Like slow-moving specters, rainstorms plodded across western Oklahoma early Wednesday growing ever closer to flood-weary portions of central Oklahoma.
Meanwhile, it was western counties that received the brunt of the rain late Tuesday, with the National Weather Service reporting more than 5 inches of rainfall in Woodward, which along with the rest of Woodward County, Ellis County and Woods County, was under a flash flood warning between 11:30 p.m. Tuesday and 2:30 a.m.
Woodward police dispatcher Carol Gastineau said the rain hadn't caused any major problems as of early Wednesday.
"There were just a few streets that city workers had put cones down on and then there's some neighborhoods that had electricity off, but I came on at midnight and I haven't had any calls or anything."
Gastineau said what had been sprinkles throughout most of Tuesday turned into a downpour around 7 p.m. Tuesday.
"But I drove to work on the main highway and I didn't have any problems. Over in the outside lane there was a bit of water standing, but it wasn't like two or three years ago when it was up to my headlights."
Water was up to headlights Monday in Chickasha and Anadarko, which have been spared another round of heavy rain since floodwaters receded Monday.
But that could change by early Wednesday, National Weather Service meteorologist Dave Floyd said.
He said light showers should reach the town in the early-morning hours Wednesday and could turn into more persistent rainfall later in the morning.
Still, he said, the storms weren't of the sort that caused the flooding of dozens of homes and businesses in central Oklahoma earlier in the week.
"We're not really looking for a flooding big event, just rainfall," Floyd said late Tuesday. "But tomorrow we'll be looking real close to make sure it doesn't get it out of hand."
Chickasha officials asked for a formal disaster declaration Tuesday following the flooding, which also caused a water main to break, disrupting water service there.
Chickasha Emergency Management director Steve Chapman said he asked Oklahoma Department of Emergency Management for the declaration Tuesday afternoon. He said he expected an answer from the state some time this week.
The National Guard and the state Office of Emergency Services brought in water Tuesday as a precaution. Schools, day cares, factories and the courthouse closed to help ease the water load.

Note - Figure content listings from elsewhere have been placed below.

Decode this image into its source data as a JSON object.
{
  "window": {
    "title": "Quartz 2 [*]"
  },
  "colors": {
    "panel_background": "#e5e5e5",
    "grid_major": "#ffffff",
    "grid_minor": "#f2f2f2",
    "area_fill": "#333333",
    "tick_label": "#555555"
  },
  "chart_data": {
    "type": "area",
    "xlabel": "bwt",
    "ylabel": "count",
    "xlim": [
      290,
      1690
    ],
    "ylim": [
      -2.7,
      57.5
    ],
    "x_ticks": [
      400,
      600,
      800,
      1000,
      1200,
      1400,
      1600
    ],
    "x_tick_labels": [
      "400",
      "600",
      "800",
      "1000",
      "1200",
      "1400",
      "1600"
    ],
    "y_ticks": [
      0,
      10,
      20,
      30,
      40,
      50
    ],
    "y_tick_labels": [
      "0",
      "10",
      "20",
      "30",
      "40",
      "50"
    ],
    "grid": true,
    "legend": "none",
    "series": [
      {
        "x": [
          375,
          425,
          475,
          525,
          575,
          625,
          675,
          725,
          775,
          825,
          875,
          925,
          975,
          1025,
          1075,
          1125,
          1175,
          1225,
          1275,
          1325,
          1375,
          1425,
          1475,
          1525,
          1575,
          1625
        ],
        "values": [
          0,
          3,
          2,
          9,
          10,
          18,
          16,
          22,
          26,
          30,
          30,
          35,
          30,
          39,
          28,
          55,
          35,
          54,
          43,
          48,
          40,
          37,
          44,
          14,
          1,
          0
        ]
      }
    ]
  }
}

The water line broke Monday night between Chickasha and Anadarko and pumps on the reserve system went out for several hours early Tuesday. Both reserve pumps were operating later in the day. Mayor Jim Parker said the pumps can handle almost 3 million gallons of water a day, which is just a little less than average usage in the fall.
"We're pumping in about two million gallons a day right now,"
Parker said Tuesday.
Throughout the downtown district, business owners continued cleaning up. Parker said more than $1 million in damage was reported.
A mound of water-logged carpet Tuesday sat outside the Chickasha Avenue photography studio of Jim Tibbetts.
"I was actually worried about having a leaky roof," Tibbetts said. "But this time it held up fine. It was on the floor where I had my problem."
Two doors down, an antique store owned by Dan and Angie Friskel didn't fare as well. Floodwater left the wooden floors of their 80-year-old building muddied and buckled.
"We're still waiting to hear from our insurance company," said Anissa Alcorn, the Friskel's daughter and the store's manager.
"But I know the floor is going to have to be replaced. Luckily, we have flood insurance."
The recent rain has affected nearly every portion of life in parts of Oklahoma over the past few days -- not all in a negative way. The state's hunters learned this week that the annual muzzleloader hunting season -- which had been pegged for postponement earlier because of dry conditions -- would run as scheduled from Oct. 28 through Nov. 5.